Jackie O is one of the few successful women presenters in the male dominated radio industry.

"The split for ABC metros (excluding Hobart and Darwin) is 14 women, 24 men, or 37 per cent. Melbourne easily has the highest number of female talkback presenters, with six, while Sydney, Brisbane, Adelaide, Perth and Canberra have two each." The ABC's numbers are boosted by nationally syndicated shows.

But in Melbourne, the top-rating FM network Triple M recently created a stir when it tweeted a picture of 25 male presenters - and not one woman. Among the social media quips were Triple M standing for "Male, Male, Male" and, "It is a stunningly gorgeous gathering but I can't quite put my finger on what's missing? #oestrogen". 

The jibes got Guy Dobson's goat. The chief content officer at Triple M's owner Southern Cross Austereo said Triple M was a "male-skewed, football-calling network" - but it was "patently unfair" to call it sexist.

The men in that picture were mostly former players with the "insider knowledge" that listeners crave, Dobson said.

Southern Cross Austereo's female-focused station is 2Day FM in Sydney and Fox FM in Melbourne, and Dobson said that's where women apply to work. In a similar vein, he said it was hard to find male newsreaders.  

"We're building two brands - one targets men, one targets women. If they [women] come knocking, and they're exceptional talent, then bang."

Dobson said it was women who were sexist when it came to presenters. He said radio research showed that men would listen to both genders, but women were women's "harshest critics".

There are, of course, some high-profile women who have made it in the world of radio. Jackie Henderson, one-half of Kyle and Jackie O show, and Amanda Keller, of WSFM top-rating program Jonesy & Amanda are two examples. In Melbourne, Jane Hall and Chrissie Swan recently topped the breakfast ratings, giving Mix its first breakfast victory.   

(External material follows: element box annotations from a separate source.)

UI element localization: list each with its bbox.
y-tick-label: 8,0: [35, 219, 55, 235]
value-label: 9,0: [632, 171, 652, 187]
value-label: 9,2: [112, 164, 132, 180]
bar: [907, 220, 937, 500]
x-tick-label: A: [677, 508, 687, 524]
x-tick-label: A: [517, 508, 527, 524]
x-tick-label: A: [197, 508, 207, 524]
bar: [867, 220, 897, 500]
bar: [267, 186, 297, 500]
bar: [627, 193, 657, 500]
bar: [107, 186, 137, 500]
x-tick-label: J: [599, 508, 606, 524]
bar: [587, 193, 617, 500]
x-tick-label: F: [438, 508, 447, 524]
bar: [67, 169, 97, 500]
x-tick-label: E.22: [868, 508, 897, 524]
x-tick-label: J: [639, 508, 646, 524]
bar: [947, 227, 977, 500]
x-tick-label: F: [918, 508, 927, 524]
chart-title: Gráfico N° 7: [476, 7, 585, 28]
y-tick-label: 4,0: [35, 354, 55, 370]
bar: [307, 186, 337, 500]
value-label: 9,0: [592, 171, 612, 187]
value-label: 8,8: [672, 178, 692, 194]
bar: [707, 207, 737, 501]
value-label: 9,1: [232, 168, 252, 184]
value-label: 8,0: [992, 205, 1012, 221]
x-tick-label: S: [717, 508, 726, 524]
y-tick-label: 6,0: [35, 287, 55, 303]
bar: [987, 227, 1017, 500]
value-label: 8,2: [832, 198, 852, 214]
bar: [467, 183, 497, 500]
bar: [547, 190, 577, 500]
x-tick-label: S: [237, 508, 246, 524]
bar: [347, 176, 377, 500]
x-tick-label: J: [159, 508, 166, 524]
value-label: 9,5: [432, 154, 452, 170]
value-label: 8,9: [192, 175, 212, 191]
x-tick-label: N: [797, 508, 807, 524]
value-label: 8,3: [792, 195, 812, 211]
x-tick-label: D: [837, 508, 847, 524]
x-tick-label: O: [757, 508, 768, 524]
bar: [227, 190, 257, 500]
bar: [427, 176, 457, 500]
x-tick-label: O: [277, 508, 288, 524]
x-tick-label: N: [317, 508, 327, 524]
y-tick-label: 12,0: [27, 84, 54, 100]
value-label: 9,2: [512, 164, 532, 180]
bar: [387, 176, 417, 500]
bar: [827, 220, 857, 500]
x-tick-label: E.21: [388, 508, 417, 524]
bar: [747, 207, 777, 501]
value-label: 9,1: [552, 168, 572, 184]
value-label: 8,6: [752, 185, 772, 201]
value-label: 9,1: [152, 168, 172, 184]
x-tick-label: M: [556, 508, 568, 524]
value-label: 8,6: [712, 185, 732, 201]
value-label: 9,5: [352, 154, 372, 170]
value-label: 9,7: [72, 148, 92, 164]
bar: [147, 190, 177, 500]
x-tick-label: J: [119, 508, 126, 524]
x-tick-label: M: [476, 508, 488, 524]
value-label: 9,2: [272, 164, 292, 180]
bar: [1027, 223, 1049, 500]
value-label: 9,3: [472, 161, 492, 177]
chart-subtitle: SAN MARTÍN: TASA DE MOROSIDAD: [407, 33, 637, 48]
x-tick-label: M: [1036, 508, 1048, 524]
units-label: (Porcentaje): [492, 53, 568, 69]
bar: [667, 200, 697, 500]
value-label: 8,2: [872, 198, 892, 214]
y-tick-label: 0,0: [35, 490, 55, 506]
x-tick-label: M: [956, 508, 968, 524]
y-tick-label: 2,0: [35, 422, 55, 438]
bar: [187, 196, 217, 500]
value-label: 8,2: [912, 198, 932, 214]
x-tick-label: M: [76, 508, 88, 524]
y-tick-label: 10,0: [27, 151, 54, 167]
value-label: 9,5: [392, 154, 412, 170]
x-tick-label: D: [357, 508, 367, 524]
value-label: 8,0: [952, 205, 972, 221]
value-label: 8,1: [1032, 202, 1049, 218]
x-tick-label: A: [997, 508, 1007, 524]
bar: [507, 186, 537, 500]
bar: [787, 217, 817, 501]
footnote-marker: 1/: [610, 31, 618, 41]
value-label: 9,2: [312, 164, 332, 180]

Fairfax Media talkback channel 3AW, which has just lost the ratings crown in Victoria to the ABC, does not have any women hosts from Monday to Friday.

Asked why there were so few women on air, 3AW's long-time morning host Neil Mitchell put it thus: "There was a theory amongst one of our management ... some years ago that the talkback audience didn't want to hear from women.

"I don't know if it was a policy but it was an attitude which was argued and fought often, off air. I don't think it exists any more," Mitchell told a recent Melbourne Press Club lunch.

He said he would "really like to think that it is the best person for the job" and he had more women producers than men.  

"So why doesn't it translate through to on-air?" he said. "I don't know. Maybe the women in the industry are too sensible. Seriously. Maybe they just don't want it ... I'm sure some want to do it but maybe the majority don't. I don't know."  

Jon Faine, Mitchell's rival at 774 ABC Melbourne, said he frequently questioned why there were few women on-air.

"We've got to work hard at developing the on-air skills, the presence, the experience, the flying hours for people so they can take on these roles," he told the same audience.

"The ABC is trying to get people into these key shifts; it's just there's this sort of terrible, curmudgeonly prick of an old bastard in Melbourne who won't go away and let someone else have a go - I love it too much to walk away."

There are other theories on why men rule the air: the talkback radio audience is older than the broader radio audience and prefer the "authoritative" male voice, and the feeding pool for radio - comedy and those who already have a media profile - is already dominated by men.

Laura Bartal, group strategy director at media buyer Carat Australia, said: "In the good old days, radio microphones were designed to pick up the lower register of voices, so unless you had a husky voice it was more suited to men. The technology has evolved but it makes you wonder whether male roles in radio were firmly established during this period.

"Historically, commercial radio shows were structured with a 'token' female co-presenter, partnered with a lead (ego inflated) male presenter. This is starting to change but it will take time."

The latest global report on gender in the media, the Global Media Monitoring Project of 2010, found that less than one-third of stories were written or presented by female reporters and newsreaders - and the percentage was even lower in sports journalism.